Rye bread contains a large amount of fibre and a small amount of fat. Its lower glycaemic index than white bread means rye bread causes less of an increase in blood sugar.
150ml (5 fl oz) lager
115ml (4 fl oz) cold water
7g (1½ tsp) fast-action dried yeast
225g (8 oz) strong white bread flour
1 tsp sea salt
225g (8 oz) rye flour
1 tbsp pumpkin seeds
1 tbsp sunflower seeds
1 egg, beaten
A little olive oil, for greasing
1 tbsp strong white bread flour, for dusting
1. Place the lager in a small pan and bring to simmering point on the simmering plate, remove from the heat, add the cold water and leave to cool.
2. Sift the white flour into a large bowl, add the salt, rye flour and seeds and stir together. Make a well in the centre and add the beer and water when they are at blood temperature, together with the egg. Mix to a soft, almost sticky but not wet dough – you may need a little extra cold water.

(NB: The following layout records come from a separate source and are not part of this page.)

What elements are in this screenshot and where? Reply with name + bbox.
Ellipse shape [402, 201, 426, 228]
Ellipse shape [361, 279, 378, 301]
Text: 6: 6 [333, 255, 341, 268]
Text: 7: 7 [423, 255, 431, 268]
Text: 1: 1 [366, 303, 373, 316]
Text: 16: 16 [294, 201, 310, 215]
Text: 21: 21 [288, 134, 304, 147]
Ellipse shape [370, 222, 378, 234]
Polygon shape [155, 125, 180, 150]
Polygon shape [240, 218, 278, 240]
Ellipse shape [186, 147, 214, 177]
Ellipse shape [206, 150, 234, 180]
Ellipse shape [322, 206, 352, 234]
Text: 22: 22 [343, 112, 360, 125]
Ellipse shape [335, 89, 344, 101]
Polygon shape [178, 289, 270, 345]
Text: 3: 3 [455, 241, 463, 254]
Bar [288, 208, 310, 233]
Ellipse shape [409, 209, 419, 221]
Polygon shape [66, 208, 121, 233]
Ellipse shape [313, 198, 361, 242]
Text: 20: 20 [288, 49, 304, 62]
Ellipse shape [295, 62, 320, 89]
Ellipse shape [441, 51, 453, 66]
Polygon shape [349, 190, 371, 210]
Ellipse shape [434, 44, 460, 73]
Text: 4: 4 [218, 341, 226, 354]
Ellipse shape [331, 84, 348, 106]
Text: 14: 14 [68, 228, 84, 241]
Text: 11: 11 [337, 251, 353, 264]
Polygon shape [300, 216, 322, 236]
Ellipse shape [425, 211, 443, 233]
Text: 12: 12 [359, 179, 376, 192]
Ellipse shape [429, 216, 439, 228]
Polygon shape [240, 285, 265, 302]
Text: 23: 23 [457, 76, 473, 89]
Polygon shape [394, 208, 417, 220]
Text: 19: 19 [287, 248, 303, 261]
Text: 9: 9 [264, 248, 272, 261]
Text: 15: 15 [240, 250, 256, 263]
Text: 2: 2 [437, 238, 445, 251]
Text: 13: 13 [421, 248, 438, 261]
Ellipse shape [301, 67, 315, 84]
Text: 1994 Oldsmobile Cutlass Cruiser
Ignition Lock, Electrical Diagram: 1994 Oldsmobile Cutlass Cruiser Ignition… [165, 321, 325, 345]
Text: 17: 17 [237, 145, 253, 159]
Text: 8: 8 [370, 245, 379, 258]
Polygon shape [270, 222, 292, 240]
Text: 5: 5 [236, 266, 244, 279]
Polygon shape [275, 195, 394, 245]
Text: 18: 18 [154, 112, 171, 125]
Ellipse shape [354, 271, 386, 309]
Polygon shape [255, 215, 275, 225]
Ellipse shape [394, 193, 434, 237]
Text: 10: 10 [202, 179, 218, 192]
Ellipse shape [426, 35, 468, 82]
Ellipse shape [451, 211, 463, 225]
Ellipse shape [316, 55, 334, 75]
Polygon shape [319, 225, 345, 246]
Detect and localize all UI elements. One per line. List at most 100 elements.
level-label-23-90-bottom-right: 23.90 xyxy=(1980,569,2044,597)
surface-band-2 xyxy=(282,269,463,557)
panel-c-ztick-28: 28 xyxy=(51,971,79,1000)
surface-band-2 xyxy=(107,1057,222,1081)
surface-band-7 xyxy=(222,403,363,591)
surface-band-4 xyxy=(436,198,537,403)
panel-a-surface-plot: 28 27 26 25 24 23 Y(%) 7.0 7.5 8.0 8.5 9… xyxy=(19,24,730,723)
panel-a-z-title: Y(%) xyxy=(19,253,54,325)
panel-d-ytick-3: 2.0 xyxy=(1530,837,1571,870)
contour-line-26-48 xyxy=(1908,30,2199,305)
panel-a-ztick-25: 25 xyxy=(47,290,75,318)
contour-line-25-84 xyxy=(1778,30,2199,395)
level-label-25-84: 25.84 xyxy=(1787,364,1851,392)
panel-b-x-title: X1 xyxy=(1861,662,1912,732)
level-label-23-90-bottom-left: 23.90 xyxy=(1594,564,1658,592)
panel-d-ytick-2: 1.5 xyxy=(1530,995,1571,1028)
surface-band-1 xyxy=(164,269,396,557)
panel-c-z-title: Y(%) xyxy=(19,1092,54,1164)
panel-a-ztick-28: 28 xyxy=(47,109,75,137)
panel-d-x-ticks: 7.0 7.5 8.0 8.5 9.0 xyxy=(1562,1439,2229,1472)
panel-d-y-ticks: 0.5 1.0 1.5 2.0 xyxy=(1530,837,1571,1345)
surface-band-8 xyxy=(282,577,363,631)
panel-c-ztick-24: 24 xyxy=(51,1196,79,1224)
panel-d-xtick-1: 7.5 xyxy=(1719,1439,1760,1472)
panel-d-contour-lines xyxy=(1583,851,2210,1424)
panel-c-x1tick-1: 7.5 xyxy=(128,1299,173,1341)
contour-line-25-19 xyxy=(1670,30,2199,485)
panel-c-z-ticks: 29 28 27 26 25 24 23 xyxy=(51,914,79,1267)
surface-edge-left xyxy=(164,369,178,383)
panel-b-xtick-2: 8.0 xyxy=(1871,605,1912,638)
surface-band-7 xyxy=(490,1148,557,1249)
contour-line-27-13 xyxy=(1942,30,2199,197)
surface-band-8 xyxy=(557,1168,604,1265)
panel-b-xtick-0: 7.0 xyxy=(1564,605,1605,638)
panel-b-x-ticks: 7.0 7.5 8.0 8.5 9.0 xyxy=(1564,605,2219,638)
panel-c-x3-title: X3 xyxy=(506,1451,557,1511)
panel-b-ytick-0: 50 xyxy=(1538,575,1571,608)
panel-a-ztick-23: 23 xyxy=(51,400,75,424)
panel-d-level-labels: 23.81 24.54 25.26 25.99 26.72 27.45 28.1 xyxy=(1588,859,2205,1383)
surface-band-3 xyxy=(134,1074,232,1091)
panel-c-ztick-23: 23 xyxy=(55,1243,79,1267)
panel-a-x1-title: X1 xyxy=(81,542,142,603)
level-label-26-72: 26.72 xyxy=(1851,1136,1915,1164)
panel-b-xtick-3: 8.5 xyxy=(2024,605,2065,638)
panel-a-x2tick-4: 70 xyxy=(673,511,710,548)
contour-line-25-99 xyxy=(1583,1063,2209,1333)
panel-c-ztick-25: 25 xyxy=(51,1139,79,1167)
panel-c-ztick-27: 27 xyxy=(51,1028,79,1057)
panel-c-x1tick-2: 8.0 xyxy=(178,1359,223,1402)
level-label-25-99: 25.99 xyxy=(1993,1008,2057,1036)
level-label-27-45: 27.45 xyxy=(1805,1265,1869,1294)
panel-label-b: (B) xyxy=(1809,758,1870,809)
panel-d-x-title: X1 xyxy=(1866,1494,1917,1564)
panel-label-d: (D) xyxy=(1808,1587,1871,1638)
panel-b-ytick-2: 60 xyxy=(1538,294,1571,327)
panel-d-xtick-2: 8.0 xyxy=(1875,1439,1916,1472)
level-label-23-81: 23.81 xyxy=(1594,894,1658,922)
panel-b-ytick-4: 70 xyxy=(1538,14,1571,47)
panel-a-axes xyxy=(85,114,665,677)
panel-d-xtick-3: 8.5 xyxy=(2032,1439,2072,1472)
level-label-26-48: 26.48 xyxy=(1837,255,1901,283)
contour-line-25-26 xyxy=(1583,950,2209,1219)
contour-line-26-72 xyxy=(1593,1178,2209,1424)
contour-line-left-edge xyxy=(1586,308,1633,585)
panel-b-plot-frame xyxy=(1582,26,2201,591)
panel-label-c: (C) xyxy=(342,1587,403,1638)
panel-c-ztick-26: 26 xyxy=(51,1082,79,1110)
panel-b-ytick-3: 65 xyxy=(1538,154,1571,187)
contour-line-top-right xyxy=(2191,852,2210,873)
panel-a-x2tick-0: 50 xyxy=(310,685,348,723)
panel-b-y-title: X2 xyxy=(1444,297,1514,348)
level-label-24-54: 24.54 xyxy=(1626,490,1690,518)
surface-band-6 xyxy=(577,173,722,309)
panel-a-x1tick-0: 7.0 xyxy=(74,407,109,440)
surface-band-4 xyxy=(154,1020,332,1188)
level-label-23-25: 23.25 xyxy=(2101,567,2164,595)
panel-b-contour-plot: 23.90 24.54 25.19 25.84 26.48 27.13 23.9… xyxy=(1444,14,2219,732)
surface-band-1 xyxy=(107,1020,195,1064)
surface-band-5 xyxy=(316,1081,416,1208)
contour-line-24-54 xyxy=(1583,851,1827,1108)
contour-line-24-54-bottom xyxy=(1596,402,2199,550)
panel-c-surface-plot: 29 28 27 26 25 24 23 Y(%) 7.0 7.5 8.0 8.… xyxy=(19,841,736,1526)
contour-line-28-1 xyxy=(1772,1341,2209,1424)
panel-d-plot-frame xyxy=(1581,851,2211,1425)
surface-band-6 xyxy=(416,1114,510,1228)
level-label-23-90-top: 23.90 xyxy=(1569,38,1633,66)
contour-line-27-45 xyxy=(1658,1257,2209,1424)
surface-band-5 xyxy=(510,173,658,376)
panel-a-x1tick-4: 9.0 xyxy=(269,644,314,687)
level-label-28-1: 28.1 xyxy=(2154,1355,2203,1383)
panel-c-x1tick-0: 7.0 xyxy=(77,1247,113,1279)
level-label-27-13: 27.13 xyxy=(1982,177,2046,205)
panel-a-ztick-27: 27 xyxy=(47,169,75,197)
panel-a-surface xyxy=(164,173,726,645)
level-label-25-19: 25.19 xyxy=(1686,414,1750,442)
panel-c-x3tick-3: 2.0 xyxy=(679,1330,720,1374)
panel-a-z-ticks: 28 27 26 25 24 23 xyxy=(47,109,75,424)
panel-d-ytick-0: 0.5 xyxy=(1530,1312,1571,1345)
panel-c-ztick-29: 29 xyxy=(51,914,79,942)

3. Knead with a dough hook in a stand mixer at a slow speed for 6 minutes or by hand for 12. Remove the dough and add a little oil into the bowl, roll the dough in this so that it is lightly coated and then cover with a piece of cling film. Place on a work surface next to the AGA and leave for 45 minutes to an hour – until it has doubled in size.
4. Knock back the dough with your fist and knead for a minute and shape into a large oval loaf. Place on an AGA cold plain shelf, lightly oiled, or lined with Bake-O-Glide. Use a really sharp knife to slash down the centre of the loaf. Cover loosely with an oiled piece of cling film.
5. Place to prove on a chef’s pad or folded cloth on the closed simmering plate lid, or use the warming plate, if your AGA has one. Leave for 20-30 minutes – it is ready to bake when it is 1½ times its original size.
6. Carefully lift off the cling film and sprinkle with the white bread flour. Place a clean hand under a cold tap and then shake drops over the cold plain shelf twice, on each side of the centred loaf – this will turn to steam to encourage good ‘oven spring’ during baking.
7. Slide the cold plain shelf onto a grid shelf on the floor of the roasting oven. Bake for 15 minutes and then turn. Bake for a further 10-15 minutes, until it is risen and a good colour. It should sound hollow when tapped on the underside.